One approach I thought might work is to take the convex hull of the mesh and iteratively introduce edges, essentially "shrink-wrapping" the hull around the original mesh until you reach the desired number of faces or some minimum error between the mesh and the hull. The downside with this approach is that I don't think it'd work for meshes that have holes because a convex hull doesn't take those into account (afaik).

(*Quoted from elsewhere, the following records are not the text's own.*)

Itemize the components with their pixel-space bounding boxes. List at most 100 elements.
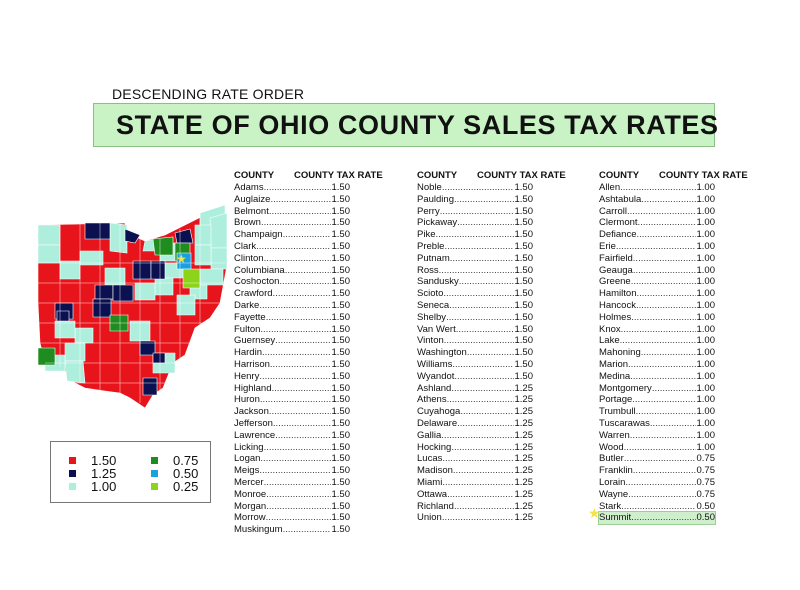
dot-leader bbox=[456, 324, 514, 336]
county-name: Miami bbox=[417, 476, 443, 488]
dot-leader bbox=[467, 347, 514, 359]
county-marion bbox=[104, 267, 126, 286]
county-rate: 1.00 bbox=[696, 193, 716, 205]
county-name: Morgan bbox=[234, 500, 267, 512]
county-rate: 1.50 bbox=[331, 182, 351, 193]
county-row: Trumbull 1.00 bbox=[599, 406, 715, 418]
county-name: Sandusky bbox=[417, 276, 459, 288]
county-rate: 1.25 bbox=[514, 476, 534, 488]
county-name: Franklin bbox=[599, 465, 633, 477]
dot-leader bbox=[435, 229, 513, 241]
county-row: Fulton 1.50 bbox=[234, 324, 350, 336]
county-rate: 1.50 bbox=[331, 488, 351, 500]
county-name: Shelby bbox=[417, 311, 447, 323]
county-row: Scioto 1.50 bbox=[417, 288, 533, 300]
county-rate: 1.50 bbox=[331, 323, 351, 335]
county-row: Jefferson 1.50 bbox=[234, 418, 350, 430]
county-row: Pike 1.50 bbox=[417, 229, 533, 241]
county-name: Noble bbox=[417, 182, 442, 193]
county-rate: 1.00 bbox=[696, 182, 716, 193]
county-row: Morrow 1.50 bbox=[234, 512, 350, 524]
county-lucas bbox=[84, 222, 111, 240]
dot-leader bbox=[273, 288, 331, 300]
dot-leader bbox=[439, 265, 514, 277]
county-rate: 1.50 bbox=[514, 335, 534, 347]
county-row: Meigs 1.50 bbox=[234, 465, 350, 477]
dot-leader bbox=[451, 383, 513, 395]
county-rate: 1.25 bbox=[514, 500, 534, 512]
dot-leader bbox=[621, 501, 695, 513]
county-name: Wyandot bbox=[417, 370, 455, 382]
county-row: Ashland 1.25 bbox=[417, 383, 533, 395]
county-name: Lucas bbox=[417, 453, 443, 465]
dot-leader bbox=[636, 300, 696, 312]
county-name: Paulding bbox=[417, 193, 454, 205]
dot-leader bbox=[450, 253, 514, 265]
county-ashtabula bbox=[209, 212, 228, 249]
county-row: Muskingum 1.50 bbox=[234, 524, 350, 536]
county-row: Hamilton 1.00 bbox=[599, 288, 715, 300]
dot-leader bbox=[446, 312, 513, 324]
dot-leader bbox=[632, 394, 695, 406]
county-warren bbox=[64, 342, 86, 362]
county-name: Perry bbox=[417, 205, 440, 217]
county-name: Auglaize bbox=[234, 193, 271, 205]
dot-leader bbox=[442, 477, 513, 489]
dot-leader bbox=[260, 394, 331, 406]
county-name: Brown bbox=[234, 217, 261, 229]
county-rate: 1.50 bbox=[331, 358, 351, 370]
county-name: Pickaway bbox=[417, 217, 458, 229]
county-athens-b bbox=[152, 352, 166, 364]
county-allen bbox=[59, 260, 81, 280]
county-name: Fayette bbox=[234, 311, 266, 323]
dot-leader bbox=[460, 406, 513, 418]
dot-leader bbox=[283, 524, 331, 536]
county-clermont bbox=[64, 360, 86, 384]
legend-label: 1.25 bbox=[91, 466, 117, 481]
county-row: Ross 1.50 bbox=[417, 265, 533, 277]
rate-header: COUNTY TAX RATE bbox=[659, 170, 748, 181]
county-name: Jackson bbox=[234, 406, 269, 418]
county-rate: 1.00 bbox=[696, 205, 716, 217]
county-name: Allen bbox=[599, 182, 621, 193]
dot-leader bbox=[270, 359, 331, 371]
dot-leader bbox=[264, 477, 331, 489]
county-row: Butler 0.75 bbox=[599, 453, 715, 465]
county-rate: 1.00 bbox=[696, 417, 716, 429]
dot-leader bbox=[273, 418, 331, 430]
county-row: Fairfield 1.00 bbox=[599, 253, 715, 265]
county-name: Clark bbox=[234, 240, 257, 252]
county-row: Williams 1.50 bbox=[417, 359, 533, 371]
dot-leader bbox=[285, 265, 331, 277]
county-name: Clinton bbox=[234, 252, 264, 264]
county-row: Adams 1.50 bbox=[234, 182, 350, 194]
county-holmes bbox=[154, 277, 174, 296]
county-name: Columbiana bbox=[234, 264, 285, 276]
county-name: Summit bbox=[599, 512, 632, 524]
dot-leader bbox=[262, 347, 331, 359]
dot-leader bbox=[447, 394, 514, 406]
county-rate: 1.50 bbox=[514, 276, 534, 288]
county-rate: 1.00 bbox=[696, 276, 716, 288]
dot-leader bbox=[454, 501, 514, 513]
county-rate: 1.25 bbox=[514, 465, 534, 477]
county-row: Putnam 1.50 bbox=[417, 253, 533, 265]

I wasn't able to find much pre-existing software that does this, just Semi Convex Hull for Mesh Simplification and Boundingmesh which uses "bounding convex decomposition". I wasn't able to get them to finish simplifying my heavier test meshes, they ran without terminating. However, I believe this approach is kind of how collider meshes are computed, but looking at this collider mesh generation plugin it seems like the approach (for at least the VHACD algorithm; see also and here) is to break down the mesh into different parts and then build the collider mesh from the convex hulls of those individual parts, thus the mesh is no longer contiguous. But this does get around the hole problem I mentioned, and I guess you could re-join the individual parts though.

So unfortunately no clear resolution yet, but there's still more to try.